We are Cougar Robotics team 4251. Based on our experiences during FTC we think it is important for every team member to carry their own personal took kit. In this Instructable we will walk through an example kit and some ideas for other tools you might want to add.
If you don’t want to go through the whole walkthrough, the complete list is below.
• Carrying case
• Allen key set
• 1/4 and 5/16 combo wrench
• Diagonal cutters
• Needle-nose pliers
• Tape measure
• #0 Phillips head
Step 1: Tool Container
The most important step is finding a suitable container. People on our team use Rhinoskin™ cases. Whatever you use, it is important that the case is sturdy enough to not be torn up by your tools, and has enough pouches and dividers to keep your stuff organized.
Step 2: Allen Keys
Next you will want to find yourself a set of allen keys. These are one the most commonly used tools in FTC, and will be useful whether you are designing a new robot or performing maintenance at a competition. We usually carry 4 different keys: 5/64, 7/64, 1/16, 3/32 These are the most commonly used sizes in the Tetrix build system. We also color code our allen keys so we can quickly find the one we need.
Optional: Adding T-Handled allen keys. These are especially useful when you need more leverage or length to rotate bolts on your robot.
Step 3: Combo Wrench
Along with your keys you will want to make sure you include a wrench. We use a 1/4 and 5/16 combo wrench. These are the two main sizes used by Tetrix, and this combo wrench should all you will need during the average build day or competition.

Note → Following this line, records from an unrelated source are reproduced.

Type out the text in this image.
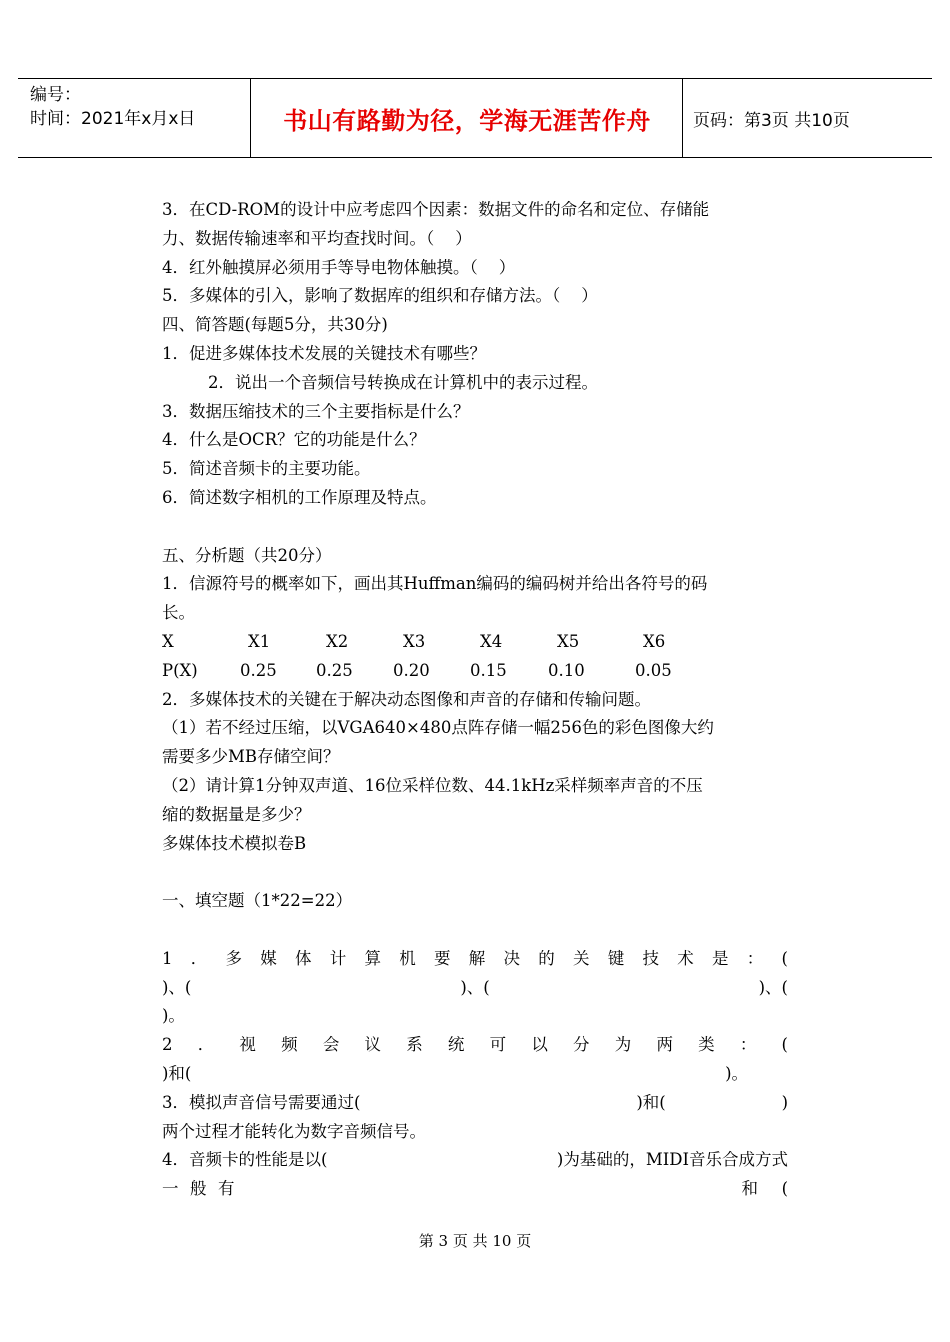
编号：
时间：2021年x月x日	书山有路勤为径，学海无涯苦作舟	页码：第3页 共10页
3．在CD-ROM的设计中应考虑四个因素：数据文件的命名和定位、存储能
力、数据传输速率和平均查找时间。（    ）
4．红外触摸屏必须用手等导电物体触摸。（    ）
5．多媒体的引入，影响了数据库的组织和存储方法。（    ）
四、简答题(每题5分，共30分)
1．促进多媒体技术发展的关键技术有哪些？
2．说出一个音频信号转换成在计算机中的表示过程。
3．数据压缩技术的三个主要指标是什么？
4．什么是OCR？它的功能是什么？
5．简述音频卡的主要功能。
6．简述数字相机的工作原理及特点。
五、分析题（共20分）
1．信源符号的概率如下，画出其Huffman编码的编码树并给出各符号的码
长。
X	X1	X2	X3	X4	X5	X6
P(X)	0.25	0.25	0.20	0.15	0.10	0.05
2．多媒体技术的关键在于解决动态图像和声音的存储和传输问题。
（1）若不经过压缩，以VGA640×480点阵存储一幅256色的彩色图像大约
需要多少MB存储空间？
（2）请计算1分钟双声道、16位采样位数、44.1kHz采样频率声音的不压
缩的数据量是多少？
多媒体技术模拟卷B
一、填空题（1*22=22）
1 ． 多 媒 体 计 算 机 要 解 决 的 关 键 技 术 是 ： (
)、(	)、(	)、(
)。
2 ． 视 频 会 议 系 统 可 以 分 为 两 类 ： (
)和(	)。
3．模拟声音信号需要通过(	)和(	)
两个过程才能转化为数字音频信号。
4．音频卡的性能是以(	)为基础的，MIDI音乐合成方式
一 般 有	和	(
第 3 页 共 10 页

Option: Adding a ratcheting wrench. This can be especially useful when you are finding it difficult to rotate your allen key or rotating a nut is the easiest option.
Step 4: Diagonal Cutters
Diagonal cutters are another important item. During a competition or practice, we most commonly use them to remove zip ties. We use zip ties to attach our shields and other implements such as Lego motors on our robot, making them one of our most commonly used tools.
Step 5: Needle-Nose Pliers
Needle-nose pliers are a universal tool that we often find ourselves using. In addition to grasping the occasional hard to reach nut or bending warped pieces of metal, we also use needle-nose pliers to remove chain master links on our drive train.
Step 6: Tape Measure
Tape measures are most commonly used for determining critical dimensions when fabricating parts, such as cutting Tetrix channel or shearing plastic. Make sure that your tape measure is small enough to foot in your chosen tool kit container.

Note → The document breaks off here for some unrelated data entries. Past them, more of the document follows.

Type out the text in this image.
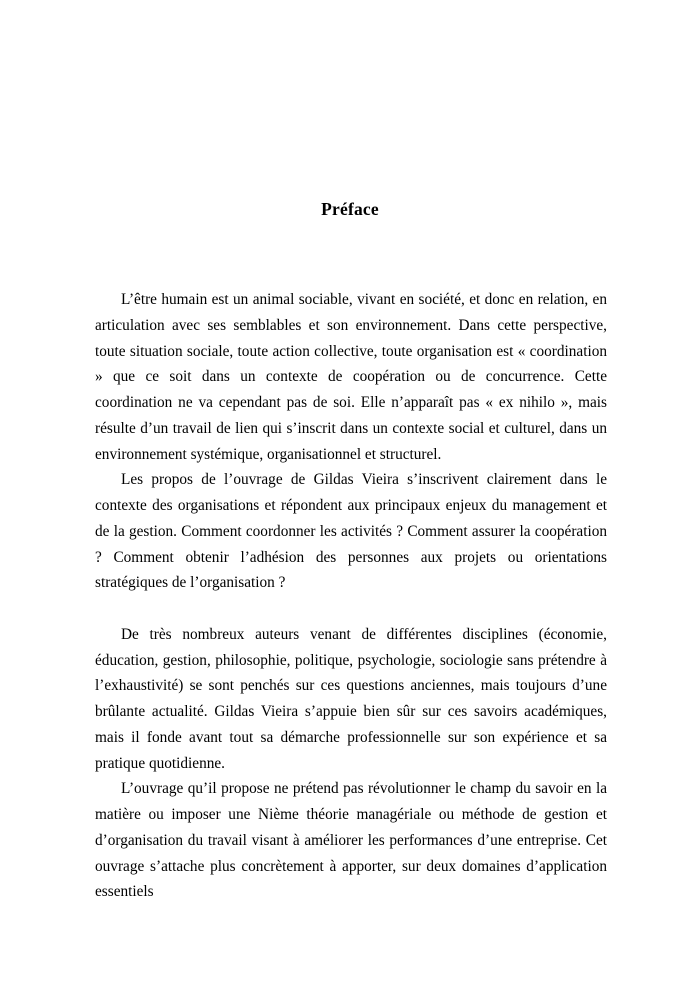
Préface

L’être humain est un animal sociable, vivant en société, et donc en relation, en articulation avec ses semblables et son environnement. Dans cette perspective, toute situation sociale, toute action collective, toute organisation est « coordination » que ce soit dans un contexte de coopération ou de concurrence. Cette coordination ne va cependant pas de soi. Elle n’apparaît pas « ex nihilo », mais résulte d’un travail de lien qui s’inscrit dans un contexte social et culturel, dans un environnement systémique, organisationnel et structurel.

Les propos de l’ouvrage de Gildas Vieira s’inscrivent clairement dans le contexte des organisations et répondent aux principaux enjeux du management et de la gestion. Comment coordonner les activités ? Comment assurer la coopération ? Comment obtenir l’adhésion des personnes aux projets ou orientations stratégiques de l’organisation ?

De très nombreux auteurs venant de différentes disciplines (économie, éducation, gestion, philosophie, politique, psychologie, sociologie sans prétendre à l’exhaustivité) se sont penchés sur ces questions anciennes, mais toujours d’une brûlante actualité. Gildas Vieira s’appuie bien sûr sur ces savoirs académiques, mais il fonde avant tout sa démarche professionnelle sur son expérience et sa pratique quotidienne.

L’ouvrage qu’il propose ne prétend pas révolutionner le champ du savoir en la matière ou imposer une Nième théorie managériale ou méthode de gestion et d’organisation du travail visant à améliorer les performances d’une entreprise. Cet ouvrage s’attache plus concrètement à apporter, sur deux domaines d’application essentiels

Option: Find a tape measure with a carabineer. Keeping your tape measure easily accessible with this addition will make sure you can quickly find your correct measurements with minimal hassle.
Step 7: #0 Phillips Head
We use this specific size of screwdriver for opening the battery box on a Sensor Multiplexer, or SMUX. This batteries have to be regularly changed for the most accurate readings, making this screwdriver size a valuable asset to have on hand at all times.

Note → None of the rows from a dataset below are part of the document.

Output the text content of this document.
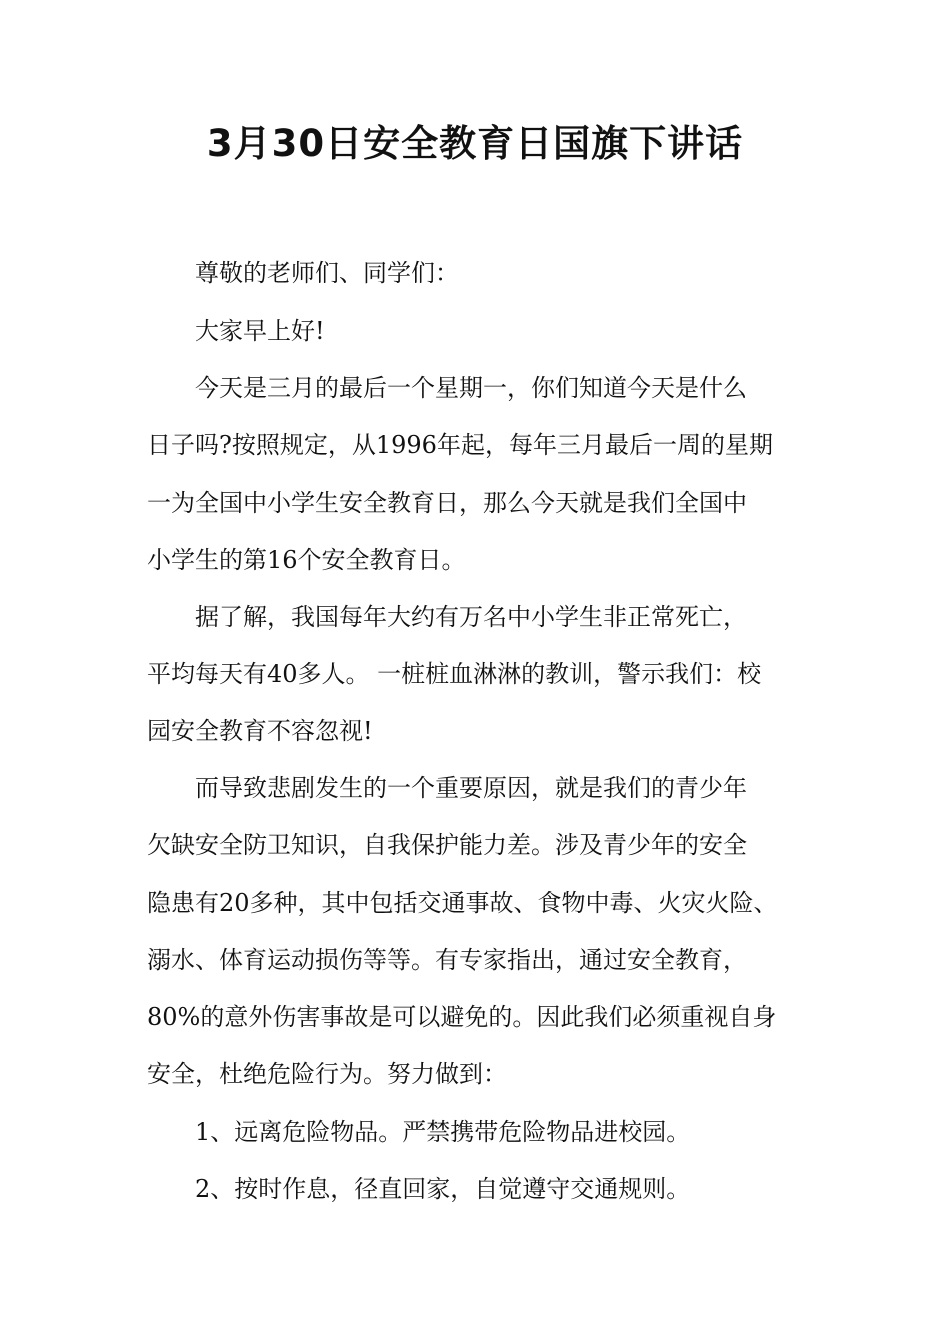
3月30日安全教育日国旗下讲话

尊敬的老师们、同学们：

大家早上好!

今天是三月的最后一个星期一，你们知道今天是什么

日子吗?按照规定，从1996年起，每年三月最后一周的星期

一为全国中小学生安全教育日，那么今天就是我们全国中

小学生的第16个安全教育日。

据了解，我国每年大约有万名中小学生非正常死亡，

平均每天有40多人。 一桩桩血淋淋的教训，警示我们：校

园安全教育不容忽视!

而导致悲剧发生的一个重要原因，就是我们的青少年

欠缺安全防卫知识，自我保护能力差。涉及青少年的安全

隐患有20多种，其中包括交通事故、食物中毒、火灾火险、

溺水、体育运动损伤等等。有专家指出，通过安全教育，

80%的意外伤害事故是可以避免的。因此我们必须重视自身

安全，杜绝危险行为。努力做到：

1、远离危险物品。严禁携带危险物品进校园。

2、按时作息，径直回家，自觉遵守交通规则。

Step 8: Loctite Threadlocker
Loctite is a bonding adhesive used to prevent set screws from shaking loose. We have discovered that vibrations caused by competitive play slowly cause set screws to vibrate loose, possibly resulting in a major breakdown. We try to carry Loctite with us at all times to touch up on any screws we find during routine maintenance that are falling out. Make sure that you use non-permanent Loctite so that you don’t ruin any of your screws.